Methods: This study was performed using the baseline data of 8138 participants in the pars cohort study who had
no history of CVD and stroke. The updated 2019 WHO model was used to determine the 10-year fatal and non-fatal
CVD risks. In general, there are two types of new WHO risk prediction models for CVD. The scores were determined
based on age, sex, smoking status, diabetes, Systolic Blood Pressure (SBP), and total cholesterol for the laboratory-
based model and age, sex, smoking status, SBP, and Body Mass Index (BMI) for the non-laboratory-based model. The
agreement of these two models was determined via kappa statistics for the classified risk (low: < 10%, moderate:
10–< 20%, high: ≥ 20%).
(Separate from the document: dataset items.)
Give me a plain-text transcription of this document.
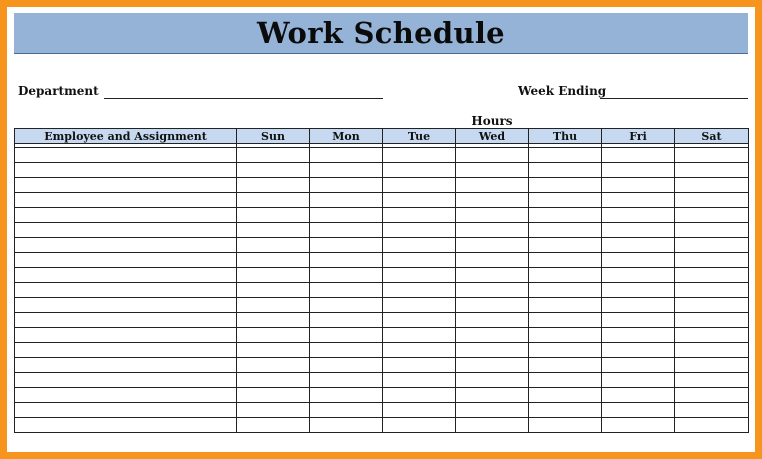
Work Schedule
Department	Week Ending
Hours
Employee and Assignment	Sun	Mon	Tue	Wed	Thu	Fri	Sat
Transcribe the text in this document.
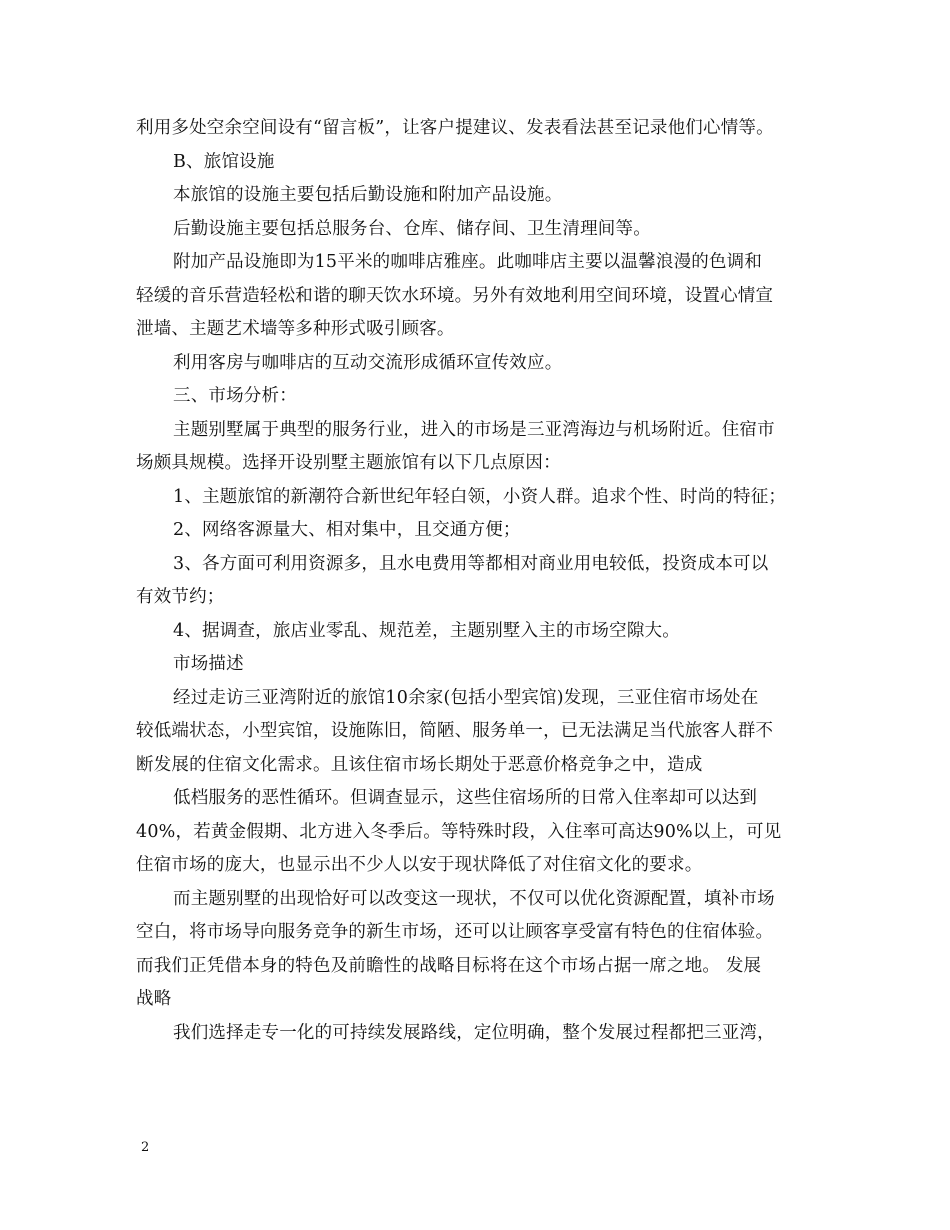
利用多处空余空间设有“留言板”，让客户提建议、发表看法甚至记录他们心情等。
B、旅馆设施
本旅馆的设施主要包括后勤设施和附加产品设施。
后勤设施主要包括总服务台、仓库、储存间、卫生清理间等。
附加产品设施即为15平米的咖啡店雅座。此咖啡店主要以温馨浪漫的色调和
轻缓的音乐营造轻松和谐的聊天饮水环境。另外有效地利用空间环境，设置心情宣
泄墙、主题艺术墙等多种形式吸引顾客。
利用客房与咖啡店的互动交流形成循环宣传效应。
三、市场分析：
主题别墅属于典型的服务行业，进入的市场是三亚湾海边与机场附近。住宿市
场颇具规模。选择开设别墅主题旅馆有以下几点原因：
1、主题旅馆的新潮符合新世纪年轻白领，小资人群。追求个性、时尚的特征；
2、网络客源量大、相对集中，且交通方便；
3、各方面可利用资源多，且水电费用等都相对商业用电较低，投资成本可以
有效节约；
4、据调查，旅店业零乱、规范差，主题别墅入主的市场空隙大。
市场描述
经过走访三亚湾附近的旅馆10余家(包括小型宾馆)发现，三亚住宿市场处在
较低端状态，小型宾馆，设施陈旧，简陋、服务单一，已无法满足当代旅客人群不
断发展的住宿文化需求。且该住宿市场长期处于恶意价格竞争之中，造成
低档服务的恶性循环。但调查显示，这些住宿场所的日常入住率却可以达到
40%，若黄金假期、北方进入冬季后。等特殊时段，入住率可高达90%以上，可见
住宿市场的庞大，也显示出不少人以安于现状降低了对住宿文化的要求。
而主题别墅的出现恰好可以改变这一现状，不仅可以优化资源配置，填补市场
空白，将市场导向服务竞争的新生市场，还可以让顾客享受富有特色的住宿体验。
而我们正凭借本身的特色及前瞻性的战略目标将在这个市场占据一席之地。 发展
战略
我们选择走专一化的可持续发展路线，定位明确，整个发展过程都把三亚湾，
2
Correlation coefficients (r) and scatter plots was used for correlation between scores.
Results: The results revealed very strong correlation coefficients for all sex and age groups (r = 0.84 for
males < 60 years old, 0.93 for males ≥ 60 years old, 0.85 for females < 60 years old, and 0.88 for females ≥ 60 years old).
In the laboratory-based model, low, moderate, and high risks were 76.10%, 18.17%, and 5.73%, respectively. These
measures were respectively obtained as 77.00%, 18.08%, and 4.92% in the non-laboratory-based model. Based on risk
classification, the agreement was substantial for males < 60 years old and for both males and females aged ≥ 60 years
(kappa values: 0.79 for males < 60 years old, 0.65 for males ≥ 60 years old, and 0.66 for females ≥ 60 years old) and
moderate for females < 60 years old (kappa = 0.46).
Conclusions: The non-laboratory-based risk prediction model, which is simple, inexpensive, and non-invasive, classi-
fies individuals almost identically to the laboratory-based model. Therefore, in countries with limited resources, these
two models can be used interchangeably.